Betrugsverdacht in NRW Razzia gegen Betreiber von mehreren Corona-Testzentren

Die Polizei ermittelt gegen neun Betreiber von 14 Coronatestzentren in Nordrhein-Westfalen. 90 Einsatzkräfte haben Geschäftsräume und Wohnsitze der Beschuldigten durchsucht.
Corona-Testzentrum (Symbolbild)

Corona-Testzentrum (Symbolbild)

Foto: Danny Gohlke / dpa

In Nordrhein-Westfalen ist die Polizei gegen Betreiber von 14 Corona-Testzentren vorgegangen. Sie sollen in großem Stil nicht durchgeführte Schnelltests abgerechnet haben. Mit einer Razzia in mehreren Städten ging die Staatsanwaltschaft Wuppertal dem Verdacht nach.

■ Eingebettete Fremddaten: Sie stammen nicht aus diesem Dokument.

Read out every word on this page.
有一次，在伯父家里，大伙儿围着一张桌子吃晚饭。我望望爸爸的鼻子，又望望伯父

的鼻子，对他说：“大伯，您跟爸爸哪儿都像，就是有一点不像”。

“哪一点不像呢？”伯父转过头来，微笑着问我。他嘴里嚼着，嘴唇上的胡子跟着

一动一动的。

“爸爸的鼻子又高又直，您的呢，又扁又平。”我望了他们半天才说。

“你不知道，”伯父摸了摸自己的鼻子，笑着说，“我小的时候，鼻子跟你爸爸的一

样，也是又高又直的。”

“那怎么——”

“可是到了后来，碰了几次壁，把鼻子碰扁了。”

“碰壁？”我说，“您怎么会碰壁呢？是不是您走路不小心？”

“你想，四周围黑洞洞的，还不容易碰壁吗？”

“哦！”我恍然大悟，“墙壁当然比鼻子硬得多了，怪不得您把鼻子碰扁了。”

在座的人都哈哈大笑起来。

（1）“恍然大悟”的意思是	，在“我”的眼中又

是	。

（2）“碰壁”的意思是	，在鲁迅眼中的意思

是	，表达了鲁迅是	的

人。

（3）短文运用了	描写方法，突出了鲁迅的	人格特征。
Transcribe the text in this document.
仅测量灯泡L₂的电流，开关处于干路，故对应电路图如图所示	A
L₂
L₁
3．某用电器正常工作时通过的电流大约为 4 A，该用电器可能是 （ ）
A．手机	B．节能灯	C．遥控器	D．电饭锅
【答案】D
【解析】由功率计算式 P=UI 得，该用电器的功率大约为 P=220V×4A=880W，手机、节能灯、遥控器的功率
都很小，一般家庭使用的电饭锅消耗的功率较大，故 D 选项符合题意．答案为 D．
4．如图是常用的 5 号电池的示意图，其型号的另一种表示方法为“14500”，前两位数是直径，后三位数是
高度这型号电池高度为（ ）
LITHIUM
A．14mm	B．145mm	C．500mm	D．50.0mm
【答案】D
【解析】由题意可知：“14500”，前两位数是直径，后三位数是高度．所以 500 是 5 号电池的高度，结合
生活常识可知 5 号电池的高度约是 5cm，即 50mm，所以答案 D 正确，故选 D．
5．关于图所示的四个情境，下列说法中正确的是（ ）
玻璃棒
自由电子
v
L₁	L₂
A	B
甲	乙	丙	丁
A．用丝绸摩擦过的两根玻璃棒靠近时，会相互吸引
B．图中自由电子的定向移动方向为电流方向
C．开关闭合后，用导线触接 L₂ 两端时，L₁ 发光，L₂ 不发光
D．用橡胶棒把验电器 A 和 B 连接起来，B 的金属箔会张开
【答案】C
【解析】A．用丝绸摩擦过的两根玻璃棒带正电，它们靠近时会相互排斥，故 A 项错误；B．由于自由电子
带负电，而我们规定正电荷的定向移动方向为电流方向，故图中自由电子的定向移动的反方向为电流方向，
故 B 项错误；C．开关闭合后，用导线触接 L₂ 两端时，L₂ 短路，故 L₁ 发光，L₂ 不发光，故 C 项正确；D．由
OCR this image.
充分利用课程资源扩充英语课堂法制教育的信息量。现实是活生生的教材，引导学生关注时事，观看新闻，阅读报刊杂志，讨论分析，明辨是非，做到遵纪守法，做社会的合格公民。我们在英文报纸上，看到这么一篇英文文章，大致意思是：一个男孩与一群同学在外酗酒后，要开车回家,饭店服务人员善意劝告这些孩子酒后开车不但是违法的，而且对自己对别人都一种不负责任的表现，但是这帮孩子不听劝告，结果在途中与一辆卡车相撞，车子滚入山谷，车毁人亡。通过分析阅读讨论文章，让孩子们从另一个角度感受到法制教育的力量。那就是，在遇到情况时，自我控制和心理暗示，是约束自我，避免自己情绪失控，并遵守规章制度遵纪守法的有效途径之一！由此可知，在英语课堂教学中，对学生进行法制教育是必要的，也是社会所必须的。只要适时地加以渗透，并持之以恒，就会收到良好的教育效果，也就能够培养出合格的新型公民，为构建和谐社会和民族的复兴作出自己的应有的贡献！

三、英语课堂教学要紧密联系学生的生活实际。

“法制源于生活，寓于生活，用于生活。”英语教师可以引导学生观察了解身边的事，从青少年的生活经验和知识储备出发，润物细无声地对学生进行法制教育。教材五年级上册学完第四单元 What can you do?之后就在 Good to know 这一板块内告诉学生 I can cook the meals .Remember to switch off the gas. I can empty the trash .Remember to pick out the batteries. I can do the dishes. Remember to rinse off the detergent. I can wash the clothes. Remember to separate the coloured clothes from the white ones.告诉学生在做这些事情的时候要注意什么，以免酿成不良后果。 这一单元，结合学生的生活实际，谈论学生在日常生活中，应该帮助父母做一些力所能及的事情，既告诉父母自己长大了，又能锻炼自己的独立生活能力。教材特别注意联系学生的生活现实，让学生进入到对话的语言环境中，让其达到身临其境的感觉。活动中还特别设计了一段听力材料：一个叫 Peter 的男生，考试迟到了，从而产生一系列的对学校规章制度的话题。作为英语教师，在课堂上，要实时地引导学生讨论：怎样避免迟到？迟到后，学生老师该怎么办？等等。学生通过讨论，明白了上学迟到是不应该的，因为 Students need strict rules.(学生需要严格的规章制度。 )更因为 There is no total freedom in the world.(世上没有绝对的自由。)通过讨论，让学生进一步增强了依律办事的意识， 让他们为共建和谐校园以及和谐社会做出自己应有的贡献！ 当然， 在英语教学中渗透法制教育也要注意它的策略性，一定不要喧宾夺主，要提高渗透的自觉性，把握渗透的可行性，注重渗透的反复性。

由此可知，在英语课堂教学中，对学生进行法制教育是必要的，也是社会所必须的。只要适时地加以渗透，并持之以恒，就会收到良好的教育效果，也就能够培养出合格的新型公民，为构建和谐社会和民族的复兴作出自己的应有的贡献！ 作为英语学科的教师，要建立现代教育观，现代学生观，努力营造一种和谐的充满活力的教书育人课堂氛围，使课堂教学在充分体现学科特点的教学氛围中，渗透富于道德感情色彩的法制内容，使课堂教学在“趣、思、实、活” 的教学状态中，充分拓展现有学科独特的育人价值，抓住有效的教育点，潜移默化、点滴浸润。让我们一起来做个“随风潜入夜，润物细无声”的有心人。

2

Ermittelt werde gegen neun Beschuldigte im Alter von 22 bis 57 Jahren, teilte die Behörde mit.

Die Verdächtigen sollen als Verantwortliche von drei Unternehmen mit Sitzen in Wuppertal und Remscheid insgesamt 14 Testzentren in Remscheid, Essen, Oberhausen, Velbert und Herne betrieben und gegenüber der Kassenärztlichen Vereinigung nicht durchgeführte Tests abgerechnet haben.

Die Ermittlungen begannen, als mehrere Bürger meldeten, Testergebnisse erhalten zu haben, obwohl sie gar keine Corona-Schnelltests gemacht hatten.

»Das Ausnutzen der Pandemiesituation und das Abrechnen nicht durchgeführter Coronatests, um sich zu bereichern, ist für mich an Verwerflichkeit nicht zu überbieten«, sagte NRW-Justizminister Peter Biesenbach (CDU). »Das sind schwerwiegende Straftaten.« Der Betrug an Bürgern und Staat sei inakzeptabel. Dankbar sei man den Bürgern, die die Ermittlungen mit ihren Hinweisen ins Rollen gebracht haben.

Neben Geschäftsadressen wurden auch die Wohnungen der Beschuldigten in Wuppertal, Remscheid, Mülheim/Ruhr, Langen und Essen durchsucht, berichtete die Staatsanwaltschaft.

Insgesamt seien 90 Beamte im Einsatz gewesen, sagte ein Sprecher. Für den Fall einer Verurteilung wegen gewerbsmäßigen Abrechnungsbetrugs müssten die Beschuldigten mit bis zu zehn Jahren Haft rechnen.